With economic and consumer trends constantly in flux, Imaginary Ventures co-founder and managing partner Nick Brown wants to ensure his VC firm stays ahead of the curve.
Brown created the venture capital firm alongside Net-a-Porter founder Natalie Massenet in 2018. It is now one of the largest VC funds sitting at the intersection of technology and retail. The company’s portfolio includes well-known brands, platforms and founders, including Glossier, Skims, Everlane and Farfetch. The firm has grown funds under its management to $1 billion. In April, it announced its third fund, of $500 million, across late- and early-stage businesses.
According to Brown, part of Imaginary’s success has been its ability to find the diamond startup with the potential for global reach. “Our approach to investing in brands was always brand lead and product lead,” Brown shared on the latest episode of the Glossy Podcast. Brown added that the company prioritizes brands at the forefront of innovation in technology and those that can adjust to an ever-changing ecosystem.
While Imaginary has found success in investing in later-stage businesses, it also values early-stage brands and founders shaping the future of the consumer experience.
“If you’re an early-stage founder, it’s less about the detail of [a 5-year plan] and more about the vision of how you’re going to hit scale, because that’s the hardest thing for everybody.

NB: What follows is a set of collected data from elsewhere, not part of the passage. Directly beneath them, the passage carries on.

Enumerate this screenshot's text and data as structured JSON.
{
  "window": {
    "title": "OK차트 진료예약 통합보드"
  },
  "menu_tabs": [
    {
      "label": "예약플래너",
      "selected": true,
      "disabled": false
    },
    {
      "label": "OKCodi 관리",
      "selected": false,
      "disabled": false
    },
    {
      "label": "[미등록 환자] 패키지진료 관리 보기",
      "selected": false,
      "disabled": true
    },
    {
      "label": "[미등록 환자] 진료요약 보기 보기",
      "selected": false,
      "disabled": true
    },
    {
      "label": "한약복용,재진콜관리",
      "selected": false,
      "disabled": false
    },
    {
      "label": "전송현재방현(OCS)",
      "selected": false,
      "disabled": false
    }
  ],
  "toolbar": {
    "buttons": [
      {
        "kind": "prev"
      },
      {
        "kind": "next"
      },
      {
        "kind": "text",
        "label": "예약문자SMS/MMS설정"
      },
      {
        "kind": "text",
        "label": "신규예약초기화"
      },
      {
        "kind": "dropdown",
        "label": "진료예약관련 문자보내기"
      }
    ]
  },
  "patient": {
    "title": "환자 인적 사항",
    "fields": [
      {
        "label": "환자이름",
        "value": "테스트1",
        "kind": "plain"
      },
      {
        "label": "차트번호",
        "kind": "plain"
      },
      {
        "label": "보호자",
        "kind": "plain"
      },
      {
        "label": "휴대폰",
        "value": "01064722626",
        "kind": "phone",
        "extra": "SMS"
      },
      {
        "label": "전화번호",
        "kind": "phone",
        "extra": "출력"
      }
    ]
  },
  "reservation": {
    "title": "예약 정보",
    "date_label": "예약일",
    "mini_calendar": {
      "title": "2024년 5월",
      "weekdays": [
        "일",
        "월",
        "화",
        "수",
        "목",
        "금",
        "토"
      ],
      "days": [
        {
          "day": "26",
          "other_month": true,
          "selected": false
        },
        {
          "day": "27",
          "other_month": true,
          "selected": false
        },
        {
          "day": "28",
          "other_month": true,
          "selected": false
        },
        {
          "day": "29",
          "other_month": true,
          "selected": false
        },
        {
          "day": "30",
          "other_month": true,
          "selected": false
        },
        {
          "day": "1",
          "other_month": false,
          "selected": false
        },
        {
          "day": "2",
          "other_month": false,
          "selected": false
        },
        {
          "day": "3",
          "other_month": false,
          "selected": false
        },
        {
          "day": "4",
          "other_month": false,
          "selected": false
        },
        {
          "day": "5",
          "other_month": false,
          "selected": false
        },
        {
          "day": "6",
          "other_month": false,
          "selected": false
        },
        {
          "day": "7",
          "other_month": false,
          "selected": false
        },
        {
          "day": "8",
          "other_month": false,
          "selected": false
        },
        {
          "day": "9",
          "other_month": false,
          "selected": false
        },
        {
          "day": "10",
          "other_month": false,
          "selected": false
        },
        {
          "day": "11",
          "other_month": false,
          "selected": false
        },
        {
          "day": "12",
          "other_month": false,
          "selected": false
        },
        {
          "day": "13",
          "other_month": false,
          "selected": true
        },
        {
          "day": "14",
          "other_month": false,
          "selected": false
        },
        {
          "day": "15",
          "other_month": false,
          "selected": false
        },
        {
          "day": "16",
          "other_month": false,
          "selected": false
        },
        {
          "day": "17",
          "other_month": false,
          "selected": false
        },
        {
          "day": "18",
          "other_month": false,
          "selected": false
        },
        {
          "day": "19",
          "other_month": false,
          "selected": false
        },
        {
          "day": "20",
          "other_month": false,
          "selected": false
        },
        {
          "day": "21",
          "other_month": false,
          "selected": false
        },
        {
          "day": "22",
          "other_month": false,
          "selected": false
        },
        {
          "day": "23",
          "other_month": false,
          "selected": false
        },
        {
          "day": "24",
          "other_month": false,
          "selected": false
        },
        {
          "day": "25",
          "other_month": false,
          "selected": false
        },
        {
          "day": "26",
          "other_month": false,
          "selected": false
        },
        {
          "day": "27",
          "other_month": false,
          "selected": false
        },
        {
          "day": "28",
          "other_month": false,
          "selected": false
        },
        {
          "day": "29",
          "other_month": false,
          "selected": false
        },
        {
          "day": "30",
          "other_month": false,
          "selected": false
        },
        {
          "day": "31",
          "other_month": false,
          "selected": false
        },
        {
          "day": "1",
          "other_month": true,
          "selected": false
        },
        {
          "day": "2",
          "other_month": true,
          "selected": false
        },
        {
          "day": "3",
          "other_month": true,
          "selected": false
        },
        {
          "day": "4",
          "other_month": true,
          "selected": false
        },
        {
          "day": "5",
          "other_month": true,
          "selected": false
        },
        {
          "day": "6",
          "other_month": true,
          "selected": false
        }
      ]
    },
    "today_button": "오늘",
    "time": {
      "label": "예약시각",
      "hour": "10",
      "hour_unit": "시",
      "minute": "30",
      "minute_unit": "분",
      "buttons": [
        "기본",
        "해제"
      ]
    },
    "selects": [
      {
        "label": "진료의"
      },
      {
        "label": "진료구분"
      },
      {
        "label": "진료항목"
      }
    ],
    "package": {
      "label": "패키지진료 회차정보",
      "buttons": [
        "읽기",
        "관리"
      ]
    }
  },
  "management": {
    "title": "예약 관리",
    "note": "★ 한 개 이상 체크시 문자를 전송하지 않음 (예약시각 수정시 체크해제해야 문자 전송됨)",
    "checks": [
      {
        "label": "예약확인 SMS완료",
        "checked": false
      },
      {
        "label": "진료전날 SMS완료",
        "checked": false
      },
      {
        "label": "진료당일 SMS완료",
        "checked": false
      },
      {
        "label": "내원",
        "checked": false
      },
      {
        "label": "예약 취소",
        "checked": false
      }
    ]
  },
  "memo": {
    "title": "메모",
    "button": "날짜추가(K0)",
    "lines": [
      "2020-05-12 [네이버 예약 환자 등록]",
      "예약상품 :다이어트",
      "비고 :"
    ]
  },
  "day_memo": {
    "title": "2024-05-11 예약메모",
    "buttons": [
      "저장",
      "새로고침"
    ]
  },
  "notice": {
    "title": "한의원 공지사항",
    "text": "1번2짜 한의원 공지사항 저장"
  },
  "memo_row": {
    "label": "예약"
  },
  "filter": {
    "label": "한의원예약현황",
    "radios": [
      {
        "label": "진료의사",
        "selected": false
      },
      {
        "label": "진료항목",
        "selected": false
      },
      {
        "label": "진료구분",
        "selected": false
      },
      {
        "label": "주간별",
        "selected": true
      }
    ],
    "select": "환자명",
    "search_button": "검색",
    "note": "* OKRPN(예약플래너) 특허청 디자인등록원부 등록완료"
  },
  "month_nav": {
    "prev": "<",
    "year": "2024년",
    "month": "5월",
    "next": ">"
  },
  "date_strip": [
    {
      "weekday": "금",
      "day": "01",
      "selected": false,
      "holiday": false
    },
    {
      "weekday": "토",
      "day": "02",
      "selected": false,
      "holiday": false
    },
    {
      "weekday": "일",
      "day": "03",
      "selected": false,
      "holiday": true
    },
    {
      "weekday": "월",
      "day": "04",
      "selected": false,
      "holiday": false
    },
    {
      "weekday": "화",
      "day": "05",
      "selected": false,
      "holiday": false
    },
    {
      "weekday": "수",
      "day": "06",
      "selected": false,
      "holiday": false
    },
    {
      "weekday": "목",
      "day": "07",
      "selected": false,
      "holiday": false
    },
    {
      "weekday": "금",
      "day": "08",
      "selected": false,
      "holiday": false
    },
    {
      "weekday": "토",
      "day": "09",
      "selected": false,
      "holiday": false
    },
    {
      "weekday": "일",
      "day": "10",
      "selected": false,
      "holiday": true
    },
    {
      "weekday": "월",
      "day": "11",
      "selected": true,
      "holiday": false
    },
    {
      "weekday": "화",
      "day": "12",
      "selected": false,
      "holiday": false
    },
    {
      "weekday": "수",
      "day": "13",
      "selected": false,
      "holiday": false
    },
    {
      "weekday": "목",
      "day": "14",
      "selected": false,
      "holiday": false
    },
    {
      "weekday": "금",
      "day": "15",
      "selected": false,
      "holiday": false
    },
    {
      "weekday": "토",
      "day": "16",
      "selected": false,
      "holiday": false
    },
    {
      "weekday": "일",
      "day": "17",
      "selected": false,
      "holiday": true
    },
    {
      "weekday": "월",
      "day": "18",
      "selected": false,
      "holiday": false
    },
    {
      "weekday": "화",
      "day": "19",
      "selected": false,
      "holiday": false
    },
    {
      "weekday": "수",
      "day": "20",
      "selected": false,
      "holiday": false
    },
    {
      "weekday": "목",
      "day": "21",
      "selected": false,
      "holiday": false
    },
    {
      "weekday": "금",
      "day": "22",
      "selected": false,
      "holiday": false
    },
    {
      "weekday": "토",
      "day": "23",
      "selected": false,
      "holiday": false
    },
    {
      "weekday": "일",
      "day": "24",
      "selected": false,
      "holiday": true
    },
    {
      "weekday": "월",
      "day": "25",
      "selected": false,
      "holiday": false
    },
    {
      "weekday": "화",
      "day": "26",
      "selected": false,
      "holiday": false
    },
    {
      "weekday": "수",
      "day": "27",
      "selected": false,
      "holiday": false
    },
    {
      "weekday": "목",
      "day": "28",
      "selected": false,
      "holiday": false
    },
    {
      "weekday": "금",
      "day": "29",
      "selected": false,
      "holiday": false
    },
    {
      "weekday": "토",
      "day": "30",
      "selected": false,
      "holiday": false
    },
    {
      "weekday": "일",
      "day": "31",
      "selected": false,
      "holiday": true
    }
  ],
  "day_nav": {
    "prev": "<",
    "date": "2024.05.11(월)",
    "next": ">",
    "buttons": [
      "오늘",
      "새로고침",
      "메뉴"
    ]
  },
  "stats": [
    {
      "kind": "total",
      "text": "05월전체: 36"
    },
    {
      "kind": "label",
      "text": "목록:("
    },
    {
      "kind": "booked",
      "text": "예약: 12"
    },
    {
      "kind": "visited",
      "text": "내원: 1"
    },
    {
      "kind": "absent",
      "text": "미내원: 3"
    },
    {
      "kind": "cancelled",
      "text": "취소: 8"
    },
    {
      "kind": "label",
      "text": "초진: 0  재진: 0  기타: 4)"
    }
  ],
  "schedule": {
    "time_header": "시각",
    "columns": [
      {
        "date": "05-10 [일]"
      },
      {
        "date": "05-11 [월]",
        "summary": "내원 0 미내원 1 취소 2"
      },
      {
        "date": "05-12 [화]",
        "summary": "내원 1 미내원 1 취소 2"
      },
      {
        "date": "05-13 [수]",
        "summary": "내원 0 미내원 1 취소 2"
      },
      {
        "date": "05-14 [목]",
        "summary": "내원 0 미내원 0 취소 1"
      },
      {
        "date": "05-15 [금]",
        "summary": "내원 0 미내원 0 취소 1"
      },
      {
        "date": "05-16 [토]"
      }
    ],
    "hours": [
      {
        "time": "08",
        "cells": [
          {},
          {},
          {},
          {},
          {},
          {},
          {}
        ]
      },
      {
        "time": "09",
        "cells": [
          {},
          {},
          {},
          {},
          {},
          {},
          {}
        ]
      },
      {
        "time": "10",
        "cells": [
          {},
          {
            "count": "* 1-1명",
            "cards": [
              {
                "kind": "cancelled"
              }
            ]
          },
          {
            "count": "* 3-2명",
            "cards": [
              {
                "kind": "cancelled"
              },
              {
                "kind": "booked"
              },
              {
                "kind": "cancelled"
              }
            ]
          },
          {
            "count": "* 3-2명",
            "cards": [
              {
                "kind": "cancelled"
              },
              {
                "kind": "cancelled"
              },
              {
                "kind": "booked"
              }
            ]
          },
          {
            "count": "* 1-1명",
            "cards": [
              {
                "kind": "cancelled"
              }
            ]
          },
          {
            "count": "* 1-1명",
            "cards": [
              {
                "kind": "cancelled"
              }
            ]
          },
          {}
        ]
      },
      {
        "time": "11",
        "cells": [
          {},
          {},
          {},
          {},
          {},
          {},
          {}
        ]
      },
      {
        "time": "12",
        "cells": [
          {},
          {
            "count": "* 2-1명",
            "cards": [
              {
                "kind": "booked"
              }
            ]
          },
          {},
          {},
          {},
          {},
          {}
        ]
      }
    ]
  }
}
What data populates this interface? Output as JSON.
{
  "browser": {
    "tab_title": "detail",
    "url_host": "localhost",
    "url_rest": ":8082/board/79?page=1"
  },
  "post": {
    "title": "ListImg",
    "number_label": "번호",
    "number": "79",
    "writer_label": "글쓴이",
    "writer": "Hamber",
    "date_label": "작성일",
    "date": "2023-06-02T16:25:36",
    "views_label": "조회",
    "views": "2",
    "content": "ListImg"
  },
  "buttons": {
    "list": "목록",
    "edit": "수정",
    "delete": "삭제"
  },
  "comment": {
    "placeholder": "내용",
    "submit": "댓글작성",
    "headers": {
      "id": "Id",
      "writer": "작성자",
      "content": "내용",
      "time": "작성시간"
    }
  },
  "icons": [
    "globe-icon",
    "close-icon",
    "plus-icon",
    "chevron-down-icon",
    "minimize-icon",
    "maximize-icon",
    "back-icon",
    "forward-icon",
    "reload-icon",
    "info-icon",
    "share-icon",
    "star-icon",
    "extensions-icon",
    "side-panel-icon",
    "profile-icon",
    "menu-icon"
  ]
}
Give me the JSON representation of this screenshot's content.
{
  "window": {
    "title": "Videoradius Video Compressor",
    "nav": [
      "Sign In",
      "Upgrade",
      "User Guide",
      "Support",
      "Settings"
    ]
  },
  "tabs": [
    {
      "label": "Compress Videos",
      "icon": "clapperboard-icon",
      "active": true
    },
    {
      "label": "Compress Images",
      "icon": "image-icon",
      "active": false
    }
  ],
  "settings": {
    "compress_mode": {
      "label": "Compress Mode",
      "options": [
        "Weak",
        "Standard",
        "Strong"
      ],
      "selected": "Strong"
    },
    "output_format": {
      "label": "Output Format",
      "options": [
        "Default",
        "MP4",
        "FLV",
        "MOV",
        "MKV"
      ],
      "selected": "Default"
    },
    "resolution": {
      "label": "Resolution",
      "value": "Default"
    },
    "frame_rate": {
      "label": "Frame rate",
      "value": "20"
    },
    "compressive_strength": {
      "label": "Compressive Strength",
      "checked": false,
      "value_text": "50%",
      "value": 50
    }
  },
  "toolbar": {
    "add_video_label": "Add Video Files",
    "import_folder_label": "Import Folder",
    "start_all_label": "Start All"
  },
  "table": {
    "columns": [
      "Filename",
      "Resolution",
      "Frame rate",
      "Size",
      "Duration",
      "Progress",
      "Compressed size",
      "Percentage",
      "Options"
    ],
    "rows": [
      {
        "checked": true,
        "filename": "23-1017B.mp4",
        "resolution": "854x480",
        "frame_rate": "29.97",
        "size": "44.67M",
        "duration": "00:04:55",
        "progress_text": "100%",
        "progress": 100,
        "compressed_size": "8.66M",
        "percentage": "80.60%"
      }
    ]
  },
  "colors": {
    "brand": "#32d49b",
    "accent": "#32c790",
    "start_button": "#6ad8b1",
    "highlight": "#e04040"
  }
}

I would say that, for every 20, 30, 40 companies we see, [only] one of them has the ability to hit that [$100 million] kind of scale. So you want to be really thoughtful and really confident in your articulation of how you achieve that,” said Brown.
Below are additional highlights from the conversation, which have been lightly edited for clarity.
The Imaginary Ventures touch
“I want to be as supportive as I can, Natalie wants to be as supportive as she can, [and] the rest of the team are exactly the same way. Ultimately, we’re not owning these businesses. We’re not day-to-day operators in them. Our model doesn’t allow for that. We invest in 8-10 companies a year, so you can’t be day-to-day operators of all of those businesses in the same way that a CEO is going to be. You have to be honest about that because, when a CEO is looking for an investor that’s going to run their business, they should be looking for a very different profile of investor than the venture capital ecosystem. Ultimately, what you want is very specific, very targeted support that’s going to vary drastically across each of the companies that you invest in.”
“[I] look for founders with something to prove — most great founders have that in common. You look for founders that are not scared of hiring people that are better than they are at a particular function. You look for founders that ideally take feedback well and listen — that’s important. That doesn’t mean they have to follow through with the advice you’re giving them, but it means they need to be thoughtful and listen to it and encourage that feedback loop. You look for founders that are nimble and who are willing to pivot during certain difficult times…. That’s the difference between a founder folding and a founder surviving. Those are the types of founders that are not only going to survive, but they’re going to thrive in moments like that.”
Taking a long view
“I want everybody to lead with patience. That may sound corny, but it’s really important in moments like this, when the market is changing at a pace that’s so rapid and when the consumer is in such a state of limbo. We don’t know what consumer spending is going to look like for the next 12 months, so we have to be patient. You have to be patient in your pacing of finding new companies, and you have to be patient [and understand] that it will take your existing companies a little bit longer [to scale]. It needs to be a driving KPI for everybody. That’s what I am most focused on internally.”